Ramàdent : Dicton mahometian: Tant va le tian à l'eau qu'à la fin le tian pète.
Cristian : Ô tian suspend ton bol!
X : Un tian vaut mieux que deux tu le tianneras
X : Tian ! Voilà du boudin !
Ty-Han : Un tian dans le moule. Un moule dans le tien. Les oies caquettent.
Clo Clo : C'était un textre clos. Roger a senti la menace. Dans cakette, il y a cake.
Roger : De quelle marque et de quelle taille le moule à cake d'Ugo? Eminence? XXL?
Too is too : two with two O, it's too much!
Choking! : Cake with too K, that takes the cake!

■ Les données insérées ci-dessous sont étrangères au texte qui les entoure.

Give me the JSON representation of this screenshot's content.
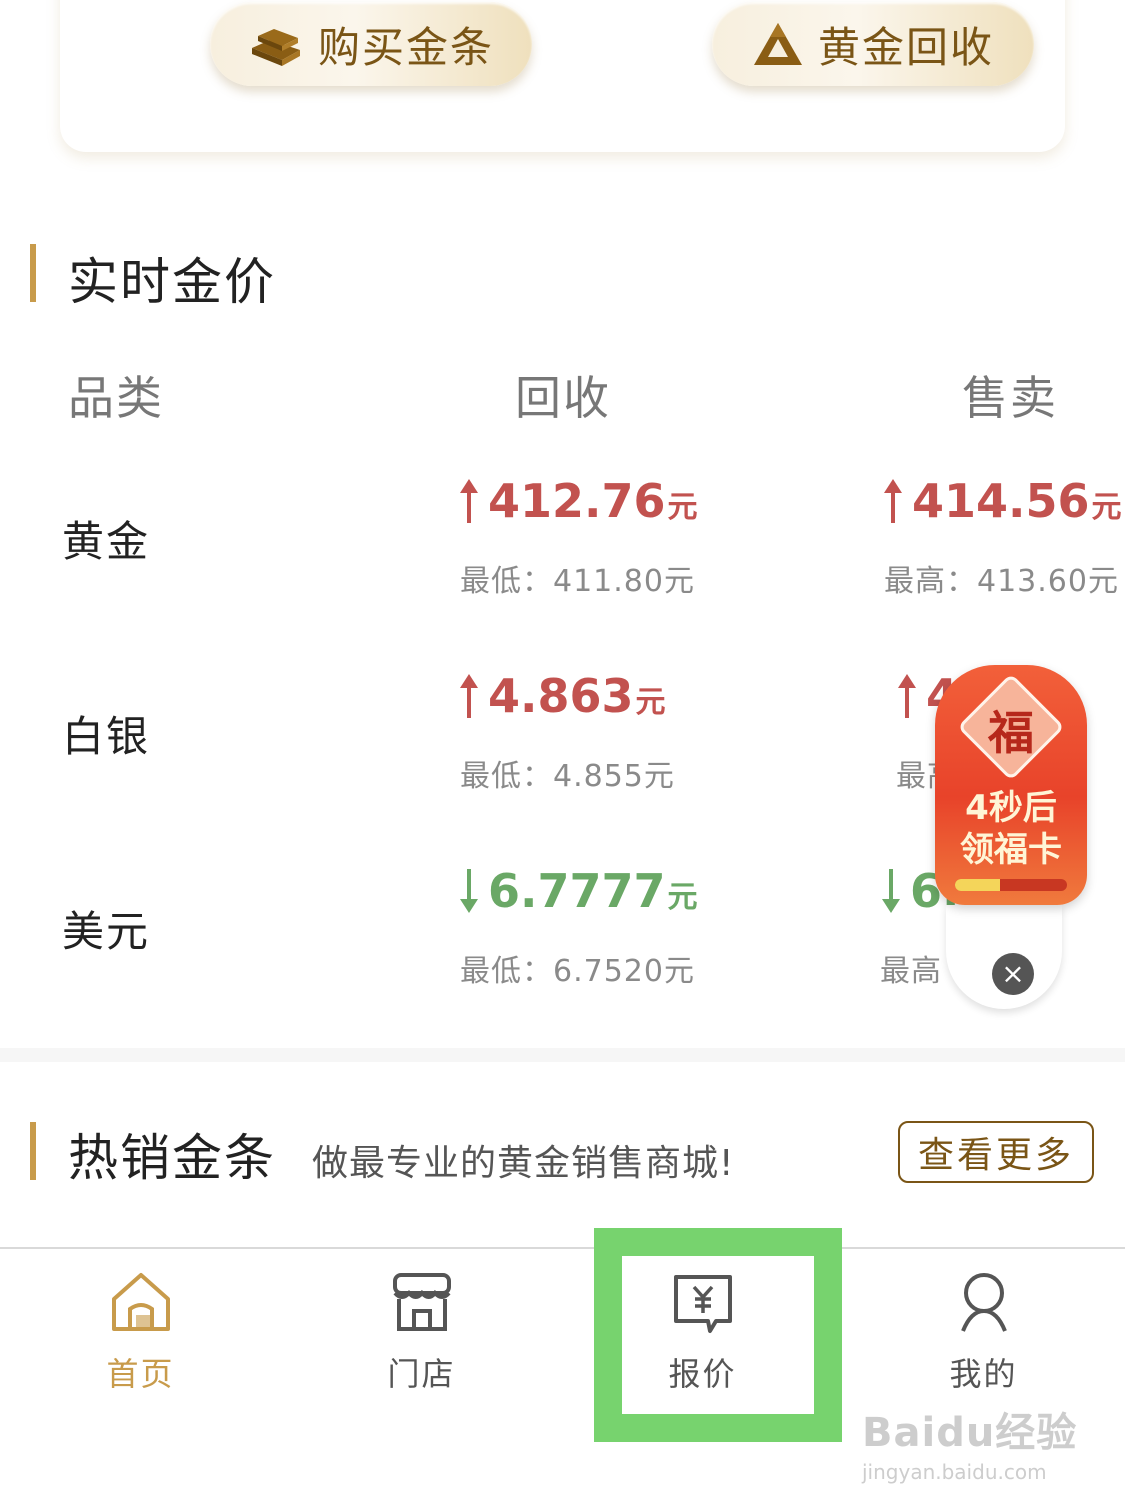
{
  "actions": {
    "buy_label": "购买金条",
    "recycle_label": "黄金回收"
  },
  "realtime": {
    "title": "实时金价",
    "headers": [
      "品类",
      "回收",
      "售卖"
    ],
    "rows": [
      {
        "name": "黄金",
        "recycle": "412.76",
        "recycle_dir": "up",
        "recycle_sub": "最低：411.80元",
        "sell": "414.56",
        "sell_dir": "up",
        "sell_sub": "最高：413.60元"
      },
      {
        "name": "白银",
        "recycle": "4.863",
        "recycle_dir": "up",
        "recycle_sub": "最低：4.855元",
        "sell": "4.",
        "sell_dir": "up",
        "sell_sub": "最高"
      },
      {
        "name": "美元",
        "recycle": "6.7777",
        "recycle_dir": "down",
        "recycle_sub": "最低：6.7520元",
        "sell": "6.",
        "sell_dir": "down",
        "sell_sub": "最高"
      }
    ],
    "unit": "元"
  },
  "hot": {
    "title": "热销金条",
    "subtitle": "做最专业的黄金销售商城!",
    "more_label": "查看更多"
  },
  "promo": {
    "fu_char": "福",
    "line1": "4秒后",
    "line2": "领福卡",
    "progress": 0.4,
    "close_label": "×"
  },
  "tabs": [
    {
      "label": "首页",
      "icon": "home-icon",
      "active": true
    },
    {
      "label": "门店",
      "icon": "store-icon",
      "active": false
    },
    {
      "label": "报价",
      "icon": "quote-icon",
      "active": false
    },
    {
      "label": "我的",
      "icon": "user-icon",
      "active": false
    }
  ],
  "watermark": {
    "line1": "Baidu经验",
    "line2": "jingyan.baidu.com"
  },
  "colors": {
    "gold": "#c89b4b",
    "up": "#c2524f",
    "down": "#6aa866",
    "highlight": "#77d36e"
  }
}
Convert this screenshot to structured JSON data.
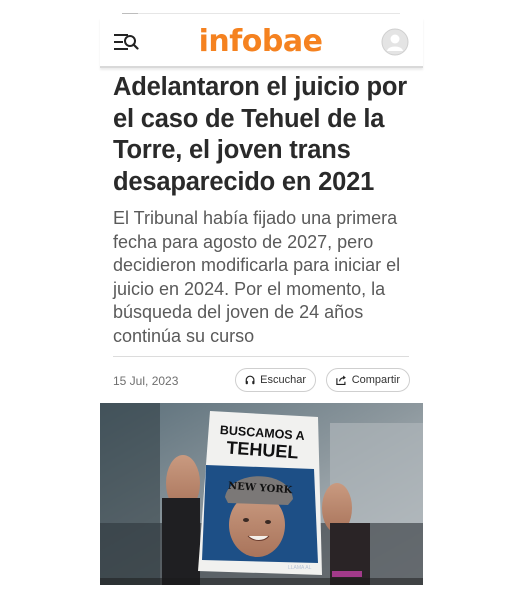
{
  "header": {
    "logo_text": "infobae",
    "menu_icon": "menu-search-icon",
    "account_icon": "user-avatar-icon",
    "brand_color": "#f58220"
  },
  "article": {
    "title": "Adelantaron el juicio por el caso de Tehuel de la Torre, el joven trans desaparecido en 2021",
    "lead": "El Tribunal había fijado una primera fecha para agosto de 2027, pero decidieron modificarla para iniciar el juicio en 2024. Por el momento, la búsqueda del joven de 24 años continúa su curso",
    "date": "15 Jul, 2023",
    "listen_label": "Escuchar",
    "share_label": "Compartir"
  },
  "photo": {
    "sign_line1": "BUSCAMOS A",
    "sign_line2": "TEHUEL",
    "cap_text": "NEW YORK",
    "sign_footer": "LLAMA AL"
  }
}
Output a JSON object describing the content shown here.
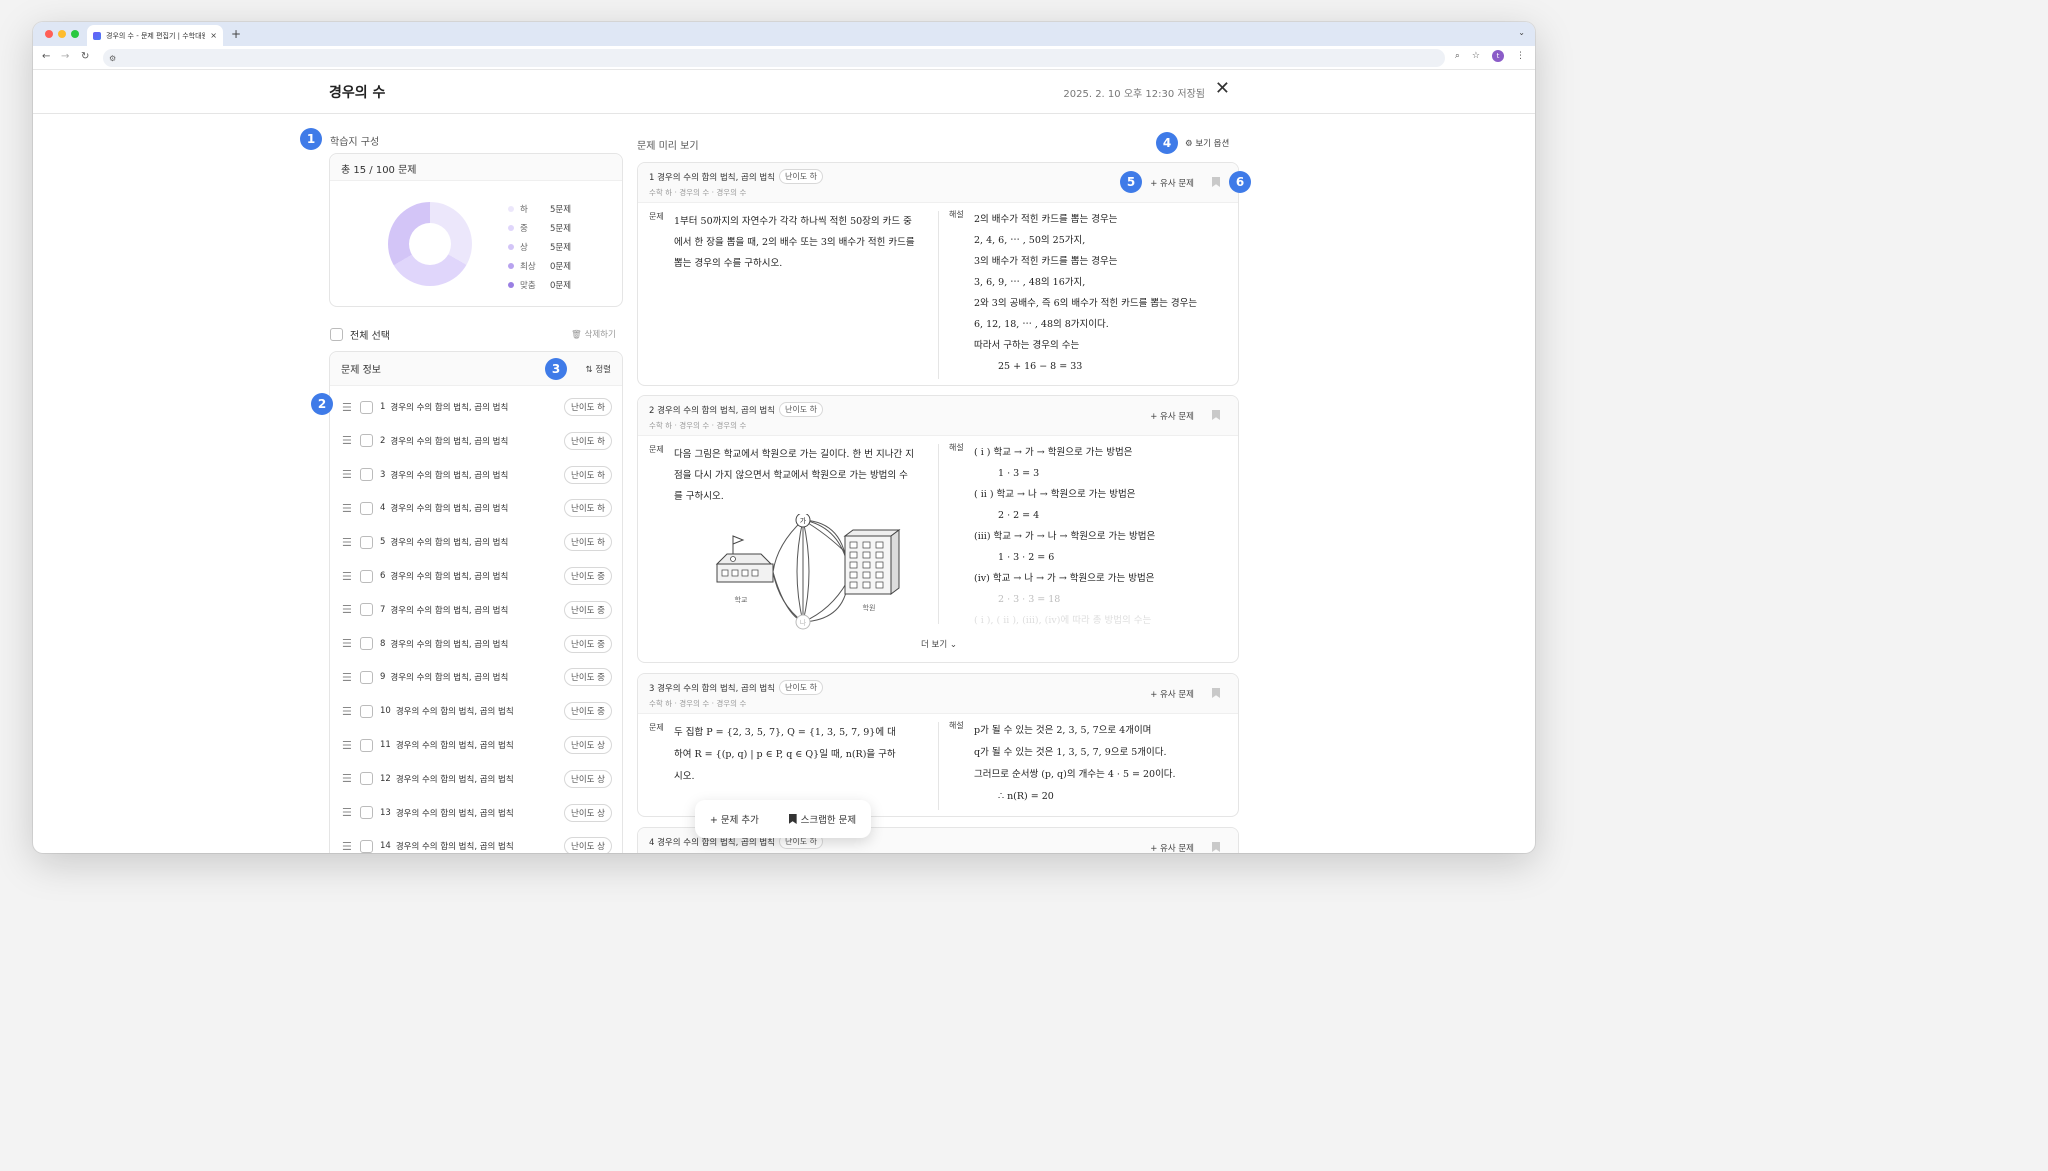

Clo Clo : Kake c'est cette histoire de moule? Texte clos?...
Msge perso : Ugo, j'oublie pas ton moule à cake. Je te le ramène samedi.
RENCARD : Le 6 septembre à LECCI di PORTO-VECCHIO. Sous les pins.
Martine : 50 000 visiteurs ! Wow ! Je peux pas tous les inviter pour l'apéro mais le coeur y est !
Robert : Je demande le soutien de Fernand puisqu'il soutient georges...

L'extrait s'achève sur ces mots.